Under the Microsoft 365 Apps properties for Windows 10, after adding it to the available apps, choose Properties > Assignments > Edit.
Add the same group you used to scope your Autopilot deployment. Click Review + save.
Create a Windows Autopilot deployment profile
We now have some basic requirements for Autopilot in place. Now, we need to define the Autopilot deployment profile. In Microsoft Endpoint Manager, click Devices > Enroll devices > Deployment profiles.
Choose Create profile > Windows PC.
It launches the Create profile wizard. Select a name for the profile.
On the out-of-box experience screen, choose the deployment mode, Azure AD join type, and other settings to customize the experience. In the user-driven approach, devices are associated with the user deploying the device, and user credentials are required for deployment.
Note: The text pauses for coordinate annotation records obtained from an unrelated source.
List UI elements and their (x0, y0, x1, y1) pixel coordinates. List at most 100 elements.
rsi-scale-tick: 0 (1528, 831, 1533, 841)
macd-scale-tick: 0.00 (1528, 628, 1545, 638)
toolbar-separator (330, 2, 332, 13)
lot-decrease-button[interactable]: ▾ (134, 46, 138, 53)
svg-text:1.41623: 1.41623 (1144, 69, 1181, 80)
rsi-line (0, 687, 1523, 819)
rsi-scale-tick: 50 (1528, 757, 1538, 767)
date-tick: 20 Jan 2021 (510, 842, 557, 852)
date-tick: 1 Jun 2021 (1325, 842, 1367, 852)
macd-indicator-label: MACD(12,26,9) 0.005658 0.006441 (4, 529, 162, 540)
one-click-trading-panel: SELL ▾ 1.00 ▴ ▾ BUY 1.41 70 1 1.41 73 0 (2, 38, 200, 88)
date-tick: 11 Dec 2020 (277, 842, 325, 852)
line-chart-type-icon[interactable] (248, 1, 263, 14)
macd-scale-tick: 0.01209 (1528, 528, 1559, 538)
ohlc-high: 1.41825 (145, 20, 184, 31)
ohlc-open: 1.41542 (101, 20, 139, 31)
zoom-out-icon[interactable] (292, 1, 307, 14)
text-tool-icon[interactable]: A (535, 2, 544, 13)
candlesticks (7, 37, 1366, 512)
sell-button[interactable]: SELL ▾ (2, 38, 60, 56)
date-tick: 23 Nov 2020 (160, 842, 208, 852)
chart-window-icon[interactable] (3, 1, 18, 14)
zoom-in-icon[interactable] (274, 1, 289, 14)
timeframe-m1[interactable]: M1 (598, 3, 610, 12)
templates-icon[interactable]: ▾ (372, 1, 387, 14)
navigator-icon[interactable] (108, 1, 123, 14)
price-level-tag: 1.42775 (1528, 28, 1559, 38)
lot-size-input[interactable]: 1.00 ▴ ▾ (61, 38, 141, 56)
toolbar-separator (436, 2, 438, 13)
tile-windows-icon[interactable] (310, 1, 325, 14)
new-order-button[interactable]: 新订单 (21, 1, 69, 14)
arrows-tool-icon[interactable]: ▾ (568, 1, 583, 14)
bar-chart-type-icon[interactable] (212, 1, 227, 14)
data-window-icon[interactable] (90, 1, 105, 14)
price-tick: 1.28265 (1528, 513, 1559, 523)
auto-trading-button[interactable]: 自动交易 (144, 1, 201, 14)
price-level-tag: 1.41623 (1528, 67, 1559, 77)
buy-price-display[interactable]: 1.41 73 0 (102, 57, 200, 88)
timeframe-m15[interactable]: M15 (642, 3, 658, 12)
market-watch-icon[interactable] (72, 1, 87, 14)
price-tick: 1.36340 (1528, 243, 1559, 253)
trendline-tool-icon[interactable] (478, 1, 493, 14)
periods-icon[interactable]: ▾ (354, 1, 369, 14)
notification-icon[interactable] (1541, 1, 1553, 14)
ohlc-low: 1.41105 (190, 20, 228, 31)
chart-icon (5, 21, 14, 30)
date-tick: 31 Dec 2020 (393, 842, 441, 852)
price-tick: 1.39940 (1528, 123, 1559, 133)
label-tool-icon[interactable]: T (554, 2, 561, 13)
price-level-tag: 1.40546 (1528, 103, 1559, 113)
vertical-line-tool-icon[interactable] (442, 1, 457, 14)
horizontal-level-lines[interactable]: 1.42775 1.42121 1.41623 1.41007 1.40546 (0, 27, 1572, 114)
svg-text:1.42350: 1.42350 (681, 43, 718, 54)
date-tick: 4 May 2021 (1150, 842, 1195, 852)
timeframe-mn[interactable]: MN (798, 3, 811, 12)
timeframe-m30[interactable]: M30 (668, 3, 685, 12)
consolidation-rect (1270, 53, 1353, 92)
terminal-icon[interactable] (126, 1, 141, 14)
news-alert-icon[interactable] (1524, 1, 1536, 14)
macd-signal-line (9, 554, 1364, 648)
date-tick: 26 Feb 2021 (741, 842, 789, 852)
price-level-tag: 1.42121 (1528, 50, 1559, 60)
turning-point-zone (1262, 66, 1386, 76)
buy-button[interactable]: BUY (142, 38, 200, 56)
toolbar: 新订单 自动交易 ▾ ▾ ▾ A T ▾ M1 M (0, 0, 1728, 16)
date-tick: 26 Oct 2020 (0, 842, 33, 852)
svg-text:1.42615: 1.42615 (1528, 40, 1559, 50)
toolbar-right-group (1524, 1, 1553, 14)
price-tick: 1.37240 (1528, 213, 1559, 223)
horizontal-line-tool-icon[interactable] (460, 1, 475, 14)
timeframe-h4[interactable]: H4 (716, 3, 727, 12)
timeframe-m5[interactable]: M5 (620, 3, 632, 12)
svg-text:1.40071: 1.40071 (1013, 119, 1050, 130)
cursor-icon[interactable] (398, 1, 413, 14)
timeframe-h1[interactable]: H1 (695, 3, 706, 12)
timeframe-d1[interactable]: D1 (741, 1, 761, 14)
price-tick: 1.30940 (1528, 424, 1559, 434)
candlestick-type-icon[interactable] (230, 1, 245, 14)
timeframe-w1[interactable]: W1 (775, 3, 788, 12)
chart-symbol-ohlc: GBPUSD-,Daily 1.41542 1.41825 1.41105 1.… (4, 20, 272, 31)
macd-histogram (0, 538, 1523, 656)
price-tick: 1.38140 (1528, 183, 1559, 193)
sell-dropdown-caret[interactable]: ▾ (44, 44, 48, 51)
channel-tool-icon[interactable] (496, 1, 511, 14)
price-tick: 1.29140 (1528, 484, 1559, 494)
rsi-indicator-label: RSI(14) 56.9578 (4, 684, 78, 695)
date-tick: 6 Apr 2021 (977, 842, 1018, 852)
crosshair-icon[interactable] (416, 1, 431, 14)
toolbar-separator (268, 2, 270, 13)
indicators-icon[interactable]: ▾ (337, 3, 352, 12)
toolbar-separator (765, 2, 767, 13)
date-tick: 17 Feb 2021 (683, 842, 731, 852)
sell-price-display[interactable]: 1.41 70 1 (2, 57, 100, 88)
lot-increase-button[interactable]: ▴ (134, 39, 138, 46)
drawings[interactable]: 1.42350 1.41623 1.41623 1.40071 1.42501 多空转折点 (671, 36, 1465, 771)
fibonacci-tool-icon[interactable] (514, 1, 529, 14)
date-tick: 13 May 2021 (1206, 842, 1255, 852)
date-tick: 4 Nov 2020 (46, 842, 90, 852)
Click Next when the settings are configured to align with your organization's needs.
On the Assignments screen, choose the group to which you want to assign the deployment profile. Here, we choose the group containing the imported device type.
Review and create the new Autopilot deployment profile.
The new deployment profile is created successfully.
If you go back to the Windows Autopilot devices screen, you'll notice the Profile status displays "Not assigned." If this is the case, click the Sync button.
After syncing, the Profile status displays Assigned.
Running Windows Autopilot on a Windows 10 PC
Now that Autopilot and other components are configured, we can test the Autopilot functionality on the Windows 10 PC. During the out-of-the-box experience, I select the Set up for an organization option.
Next, enter the organization account to be used for configuring the Windows 10 PC.
Note that after entering the organization account, the custom branding message is displayed below. Seeing this is a good sign that Autopilot is working. After entering your password, you will see the normal screens to follow to configure Windows Hello and set up your PIN code for accessing the machine.
Once signed in, we see Microsoft 365 apps start to download. The full download and installation process for Microsoft 365 does not keep the sign-in process from completing, so the end user can get to the desktop. Instead, they see the downloading icons for the applications until they are fully provisioned.
The Microsoft 365 apps are fully downloaded and installed without any intervention from the end user or an IT administrator.
Subscribe to 4sysops newsletter!
Setting up a Windows 10 PC using Autopilot allows organizations to fully leverage the power of the cloud to deploy desktops to end users. Autopilot enables organizations to have a new Windows 10 PC shipped to the end user and have the desktop fully provisioned once they log in with their organization account. As shown, with just a bit of configuration, large numbers of end user PCs can be successfully onboarded into the environment and fully managed.